Une virée en bus avec une bande de lycéens du Bronx. C’est la fin des cours, les gosses se ruent vers la sortie pour un dernier trajet avant les vacances d’été. Les vannes fusent, les blagues potaches s’enchaînent et les usagers, assaillis, résistent tant bien que mal à ce mascaret chaotique. Tandis que les mecs du fond tyrannisent les plus faibles, une fête d’anniversaire s’organise, les textos s’échangent à la vitesse où les couples se font ou se défont. Arrêt après arrêt, le groupe s’étiole, les conversations se resserrent, l’hystérie descend et fait place à plus d’intimité.

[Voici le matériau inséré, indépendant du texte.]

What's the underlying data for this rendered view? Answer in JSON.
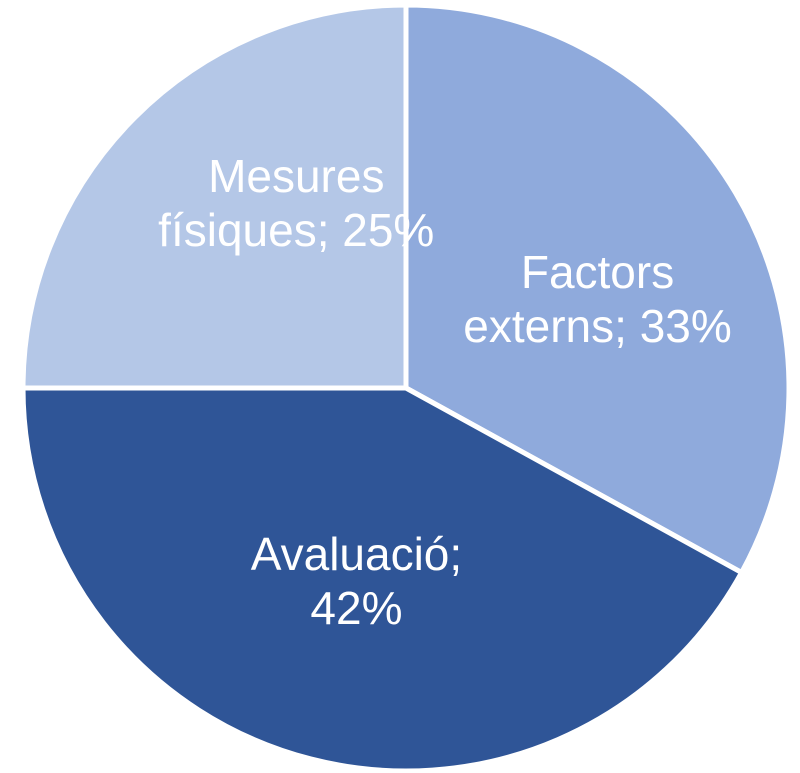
{
  "chart_data": {
    "type": "pie",
    "title": "",
    "slices": [
      {
        "label": "Factors externs",
        "value": 33,
        "value_text": "33%",
        "color": "#8faadc",
        "label_lines": [
          "Factors",
          "externs; 33%"
        ]
      },
      {
        "label": "Avaluació",
        "value": 42,
        "value_text": "42%",
        "color": "#2f5597",
        "label_lines": [
          "Avaluació;",
          "42%"
        ]
      },
      {
        "label": "Mesures físiques",
        "value": 25,
        "value_text": "25%",
        "color": "#b4c7e7",
        "label_lines": [
          "Mesures",
          "físiques; 25%"
        ]
      }
    ],
    "start_angle_deg": 0,
    "direction": "clockwise",
    "separator_color": "#ffffff",
    "legend": "none",
    "data_labels": "inside"
  }
}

On voit bien ce que cherche à faire Gondry : distiller par ce petit laboratoire en transit une essence d’énergie juvénile, une « roue libre » de la parole, le tout sur une bande-son hip-hop qui indique bien la valeur performative des échanges – une sorte de battle permanent. Pour ces ados, la parole est un bricolage de chaque instant, une construction inventive, irrévérencieuse, brutale et inflationniste. Il y a cette idée formidable – contenue dans le titre – d’un glissement progressif du collectif à l’individuel. Mais Gondry n’excelle pas à filmer le ping-pong des conversations. La constance du régime potache finit par donner à l’exercice l’allure d’une suite de sketches – monotonie qui, il faut bien le dire, s’atténue au dernier tiers du film. Le dispositif du huis clos transitoire, en tant qu’abstraction, donnait pourtant à Gondry l’occasion de pousser son art du bricolage affabulateur un peu plus loin.

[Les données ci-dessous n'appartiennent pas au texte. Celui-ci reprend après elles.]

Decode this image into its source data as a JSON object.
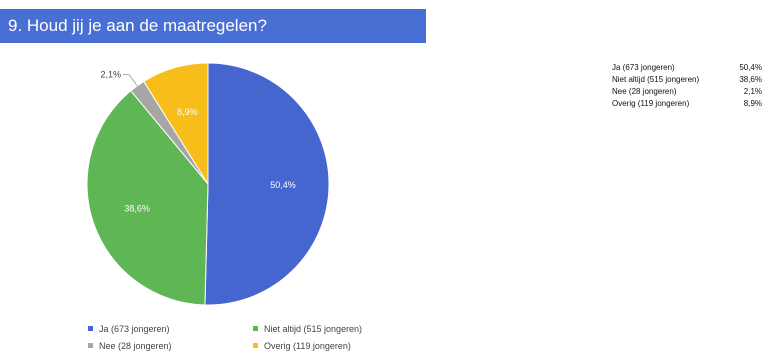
{
  "title": "9. Houd jij je aan de maatregelen?",
  "colors": {
    "title_bar": "#4a6fd4",
    "ja": "#4565cf",
    "niet_altijd": "#5eb654",
    "nee": "#a6a6a6",
    "overig": "#f7be19"
  },
  "chart_data": {
    "type": "pie",
    "slices": [
      {
        "label": "Ja (673 jongeren)",
        "value": 50.4,
        "value_label": "50,4%",
        "color": "#4565cf"
      },
      {
        "label": "Niet altijd (515 jongeren)",
        "value": 38.6,
        "value_label": "38,6%",
        "color": "#5eb654"
      },
      {
        "label": "Nee (28 jongeren)",
        "value": 2.1,
        "value_label": "2,1%",
        "color": "#a6a6a6"
      },
      {
        "label": "Overig (119 jongeren)",
        "value": 8.9,
        "value_label": "8,9%",
        "color": "#f7be19"
      }
    ],
    "legend": [
      "Ja (673 jongeren)",
      "Niet altijd (515 jongeren)",
      "Nee (28 jongeren)",
      "Overig (119 jongeren)"
    ],
    "legend_position": "bottom"
  },
  "side_table": [
    {
      "label": "Ja (673 jongeren)",
      "value": "50,4%"
    },
    {
      "label": "Niet altijd (515 jongeren)",
      "value": "38,6%"
    },
    {
      "label": "Nee (28 jongeren)",
      "value": "2,1%"
    },
    {
      "label": "Overig (119 jongeren)",
      "value": "8,9%"
    }
  ]
}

Une scène hilarante le souligne assez clairement. Un gringalet mythomane raconte à ses camarades, pour se faire mousser, une soirée fantasmée comme s’il en avait été le roi : séducteur, il aurait déboulé en limousine en pleine boîte de nuit et ramassé toutes les filles, à l’aise. Une représentation mentale de la soirée, faite de bric et de broc, met ses incohérences à nu. Les artifices dont use alors Gondry – récupération de matériaux, coloriages et découpages de maternelle – nourrissent idéalement la déformation subjective du mensonge, en le chargeant d’éléments enfantins. S’il avait poussé le film dans cette voie ludique, celle de l’affabulation mise en images, il aurait effectivement capté quelque chose de l’effervescence du discours adolescent, pris dans sa gonflette et sa surenchère. Les délires de la langue auraient trouvé dans l’image un territoire mobile, un indice de dérision, un agent de dégonflement permettant de plus fructueux échanges.
Mais, enfin, il ne faut pas bouder son plaisir devant cette agréable récréation, réalisée dans les interstices du tournage de The Green Hornet.